Stop procrastinating! Use these options to get the ball rolling:
- Break projects into smaller, bite-sized actions. No entire project can be completed at one time; instead, when them down into tasks that can be completed step-by-step, checking each item off, one by one, from a daily, weekly, monthly, quarterly or annual to-do list. When creating this list, start each item with a verb, and make sure it is broken down into the smallest increment of what is to be done so it's more feasible.
- Gain clarity on anything that is confusing or unclear. Vague priorities, unclear directions, lack of knowing how to do something and being unfamiliar with the order in which to move through the steps necessary for getting tasks done are all problematic. Ask questions to better understand the objective, your team's priorities and how to accomplish each step necessary; if you don't know how to do something, ask someone who does know it for assistance. Never be afraid to ask those questions, realizing that the result to not asking is far worse than any answer you could receive.
- Set deadlines for each specific task. I have yet to find a calendar that includes "someday"; therefore, when we say "I'll get to that someday" or "I'll work on that when I get some free time", we are usually setting ourselves up for failure. Instead, assign deadlines for each of the smaller, bite-sized actions within the projects to be completed, making it possible to block off time on your calendar for when each task will be completed. Every "what" assigned a "when" is more likely to get accomplished, leading to more wins.
- Maintain accountability for designated deadlines. Some people respond better to a reward being held in front of them for completing a necessary task; other folks respond better to avoiding punishment or embarrassment from not completing assigned tasks. Once you know what motivates you, use that self-awareness to drive your desired behavior and encourage your greater focus on achieving desired results. Make it fun, utilizing gamification when possible, and make what best motivates you a tool for accomplishing what must be done.
- Quiet any perfectionist tendencies. One of my favorite mantras reminds me that, "Done can be better than perfect so focus on good enough." Perfectionism is frequently the cause of procrastination; subsequently, focusing on the desired results can empower us to get past waiting for "the right time"and get us to stop continuing our work on projects for perpetuity in the effort of achieving perfection.
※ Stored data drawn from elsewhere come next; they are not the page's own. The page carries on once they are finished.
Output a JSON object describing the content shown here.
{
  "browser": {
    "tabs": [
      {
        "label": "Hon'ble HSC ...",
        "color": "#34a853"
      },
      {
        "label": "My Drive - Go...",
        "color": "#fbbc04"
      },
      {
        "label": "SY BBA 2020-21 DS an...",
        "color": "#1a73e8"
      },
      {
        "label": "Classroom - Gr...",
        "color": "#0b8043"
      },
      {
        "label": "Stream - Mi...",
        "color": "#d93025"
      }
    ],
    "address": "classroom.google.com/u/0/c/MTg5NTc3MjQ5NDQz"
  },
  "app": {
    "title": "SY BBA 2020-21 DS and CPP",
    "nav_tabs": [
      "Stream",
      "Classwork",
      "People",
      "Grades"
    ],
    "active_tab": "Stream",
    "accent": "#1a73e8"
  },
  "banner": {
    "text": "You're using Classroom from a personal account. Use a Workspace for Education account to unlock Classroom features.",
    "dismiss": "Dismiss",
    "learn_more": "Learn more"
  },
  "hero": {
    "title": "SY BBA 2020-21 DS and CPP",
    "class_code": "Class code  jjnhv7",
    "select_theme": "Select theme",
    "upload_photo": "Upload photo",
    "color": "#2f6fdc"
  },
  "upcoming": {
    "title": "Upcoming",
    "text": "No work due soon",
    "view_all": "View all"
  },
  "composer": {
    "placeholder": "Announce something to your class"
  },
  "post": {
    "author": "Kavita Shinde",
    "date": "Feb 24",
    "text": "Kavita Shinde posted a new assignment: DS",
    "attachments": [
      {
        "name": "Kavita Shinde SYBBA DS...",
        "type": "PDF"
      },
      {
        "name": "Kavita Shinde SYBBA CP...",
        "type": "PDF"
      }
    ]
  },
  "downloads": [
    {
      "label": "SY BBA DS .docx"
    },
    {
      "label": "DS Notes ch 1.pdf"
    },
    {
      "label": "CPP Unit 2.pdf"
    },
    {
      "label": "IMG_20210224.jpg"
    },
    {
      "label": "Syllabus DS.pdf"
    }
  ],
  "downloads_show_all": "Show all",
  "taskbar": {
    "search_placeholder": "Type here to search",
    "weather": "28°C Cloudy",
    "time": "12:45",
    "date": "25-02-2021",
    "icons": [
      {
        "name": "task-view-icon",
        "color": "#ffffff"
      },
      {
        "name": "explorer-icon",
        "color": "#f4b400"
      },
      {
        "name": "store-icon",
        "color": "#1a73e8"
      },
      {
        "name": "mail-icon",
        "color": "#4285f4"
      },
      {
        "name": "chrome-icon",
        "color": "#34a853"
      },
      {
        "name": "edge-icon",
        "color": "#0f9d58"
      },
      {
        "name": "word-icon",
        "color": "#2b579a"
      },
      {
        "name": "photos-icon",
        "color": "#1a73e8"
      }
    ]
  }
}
Stop comparing yourself with others; achieving your desired results usually has little to do with how the finished product compares with what others do or have done. Instead, focus on getting things done to the best of your ability, not necessarily in a perfect way.
- Utilize a timer. Working in a focused manner for a short stretch can boost both efficiency and total output... Anyone can do an undesirable action for a short spurt, and it's amazing how much more can get done in that shorter amount of time than if you think you have longer to finish. If you think you have all afternoon to do something, it will likely take that full amount of time; however, if you set a timer for a shorter timeframe, you'd be amazed how much you can get done in that block of time. Likewise, if you are a competitive person, try getting more done within a set amount of time than you expect you can or have done in previous instances. Most importantly, when the timer goes off, you may find that you are engrossed in the task and will keep at it, getting even more accomplished.
- Minimize interruptions. It can take 23 minutes to recover from a distraction, which means productivity suffers each time we get distracted. Deactivate social media notifications, and schedule specific times to check those sites for what's happening. Send phone calls to voice mail while working diligently on a task that's coming due, catching up on calls at set times during your day. Turn off previews of new emails, scheduling when you will look at your inbox instead of letting your inbox bleed into all that you're doing. Remove visual clutter from your workspace, wear headphones to signal when you are not to be disturbed, and fill the chairs in your office to prevent those stopping by from making themselves at home.
- Implement music's motivating abilities. Some people are energized by fast-paced music while others get more focused through smoother tunes, both leading to greater productivity. Pick enough tunes in the tone you prefer to fill a set block of time, group them together as your productivity playlist and, then, use that playlist to motivate desired output.
- Put color to work within your space. A study published by Frontiers in Human Neuroscience found that red increases attentiveness; a separate study by the University of British Columbia shares how blue boosts creativity. Whether via color in your desk accessories, on your walls, in what you wear or through what you eat, bring into your workspace what color fuels the actions you hope to be taking.
- Spend more time with folks who get things done. For years, I've heard that you become like the people with whom you spend time. If you prioritize spending time with people in your life who are considered hard workers or go-getters, their energy will rub off on you and motivate similar productivity in yourself. As activity breeds activity, time with productive peers can insight greater productivity within ourselves when we spend time with those getting more accomplished.
Which tactics do you prefer for limiting procrastination? Are there any on this list you'll try when stuck next?